Another squeak and she closed the door behind her. As she crept down the corridor she could hear a sort of moaning and then a yelping shout, like a cry of pain.

David woke up with a shout of fear. Why the hell did people say, ‘It's
only
a dream'? His dreams exhausted and dismembered him. They seemed to open onto a deeper layer of insomnia, as if he was only lulled to sleep in order to be shown that he could not rest. Tonight he had dreamed that he was the cripple in Athens airport. He could feel his limbs twisted like vine stumps, his wobbling head burrowing this way and that as he tried to throw himself forward, and his unfriendly hands slapping his own face. In the waiting room at the airport all the passengers were people he knew: the barman from the Central in Lacoste, George, Bridget, people from decades of London parties, all talking and reading books. And there he was, heaving himself across the room one leg dragging behind him, trying to say, ‘Hello, it's David Melrose, I hope you aren't deceived by this absurd disguise,' but he only managed to moan, or as he grew more desperate, to squeal, while he tossed advertisements for roasted nuts at them with upsetting inaccuracy. He could see the embarrassment in some of their faces, and feigned blankness in others. And he heard George say to his neighbour, ‘What a perfectly ghastly man.'

David turned on the light and fumbled for his copy of
Jorrocks Rides Again.
He wondered whether Patrick would remember. There was always repression, of course, although it didn't seem to work very well on his own desires. He must
try
not to do it again, that really would be tempting fate. David could not help smiling at his own audacity.

*   *   *

Patrick did not wake up from his dream, although he could feel a needle slip under his shoulder blade and push out through his chest. The thick thread was sewing his lungs up like an old sack until he could not breathe. Panic like wasps hovering about his face, ducking and twisting and beating the air.

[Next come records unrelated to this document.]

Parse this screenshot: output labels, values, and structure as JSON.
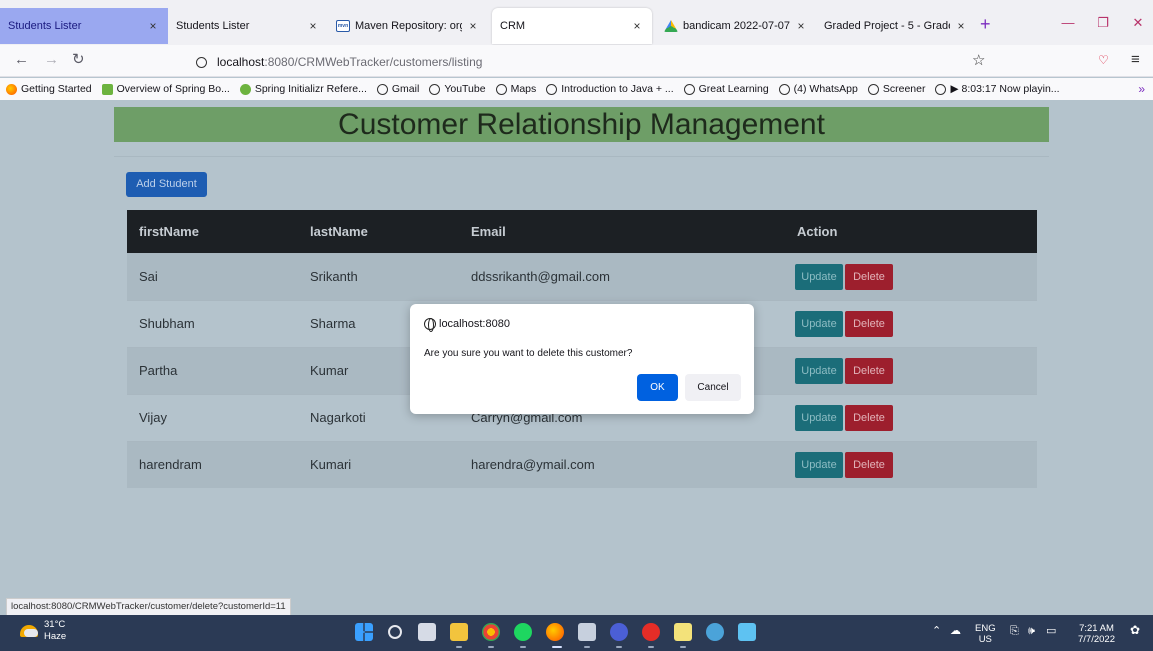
{
  "browser": {
    "tabs": [
      {
        "label": "Students Lister",
        "close": "×"
      },
      {
        "label": "Students Lister",
        "close": "×"
      },
      {
        "label": "Maven Repository: org.sp",
        "close": "×"
      },
      {
        "label": "CRM",
        "close": "×"
      },
      {
        "label": "bandicam 2022-07-07 06-",
        "close": "×"
      },
      {
        "label": "Graded Project - 5 - Graded A",
        "close": "×"
      }
    ],
    "url_host": "localhost",
    "url_path": ":8080/CRMWebTracker/customers/listing",
    "bookmarks": [
      "Getting Started",
      "Overview of Spring Bo...",
      "Spring Initializr Refere...",
      "Gmail",
      "YouTube",
      "Maps",
      "Introduction to Java + ...",
      "Great Learning",
      "(4) WhatsApp",
      "Screener",
      "▶ 8:03:17 Now playin..."
    ]
  },
  "page": {
    "title": "Customer Relationship Management",
    "add_button": "Add Student",
    "table": {
      "headers": [
        "firstName",
        "lastName",
        "Email",
        "Action"
      ],
      "rows": [
        {
          "first": "Sai",
          "last": "Srikanth",
          "email": "ddssrikanth@gmail.com"
        },
        {
          "first": "Shubham",
          "last": "Sharma",
          "email": ""
        },
        {
          "first": "Partha",
          "last": "Kumar",
          "email": ""
        },
        {
          "first": "Vijay",
          "last": "Nagarkoti",
          "email": "Carryn@gmail.com"
        },
        {
          "first": "harendram",
          "last": "Kumari",
          "email": "harendra@ymail.com"
        }
      ],
      "update_label": "Update",
      "delete_label": "Delete"
    },
    "status_url": "localhost:8080/CRMWebTracker/customer/delete?customerId=11"
  },
  "dialog": {
    "origin": "localhost:8080",
    "message": "Are you sure you want to delete this customer?",
    "ok": "OK",
    "cancel": "Cancel"
  },
  "taskbar": {
    "temperature": "31°C",
    "condition": "Haze",
    "lang": "ENG",
    "region": "US",
    "time": "7:21 AM",
    "date": "7/7/2022"
  }
}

He saw the Alsatian that had chased him in the woods, and he felt he was running through the rattling yellow leaves again with wider and wider strides. As the dog drew closer and was about to get him, Patrick started adding up numbers out loud, and at the last moment his body lifted off the ground until he was looking down on the tops of the trees, as if at seaweed over the side of a boat. He knew that he must never allow himself to fall asleep. Below him the Alsatian scrambled to a halt in a flurry of dry leaves and picked up a dead branch in its mouth.

 

BAD NEWS

 

1

PATRICK PRETENDED TO SLEEP
, hoping the seat next to him would remain empty, but he soon heard a briefcase sliding into the overhead compartment. Opening his eyes reluctantly, he saw a tall snub-nosed man.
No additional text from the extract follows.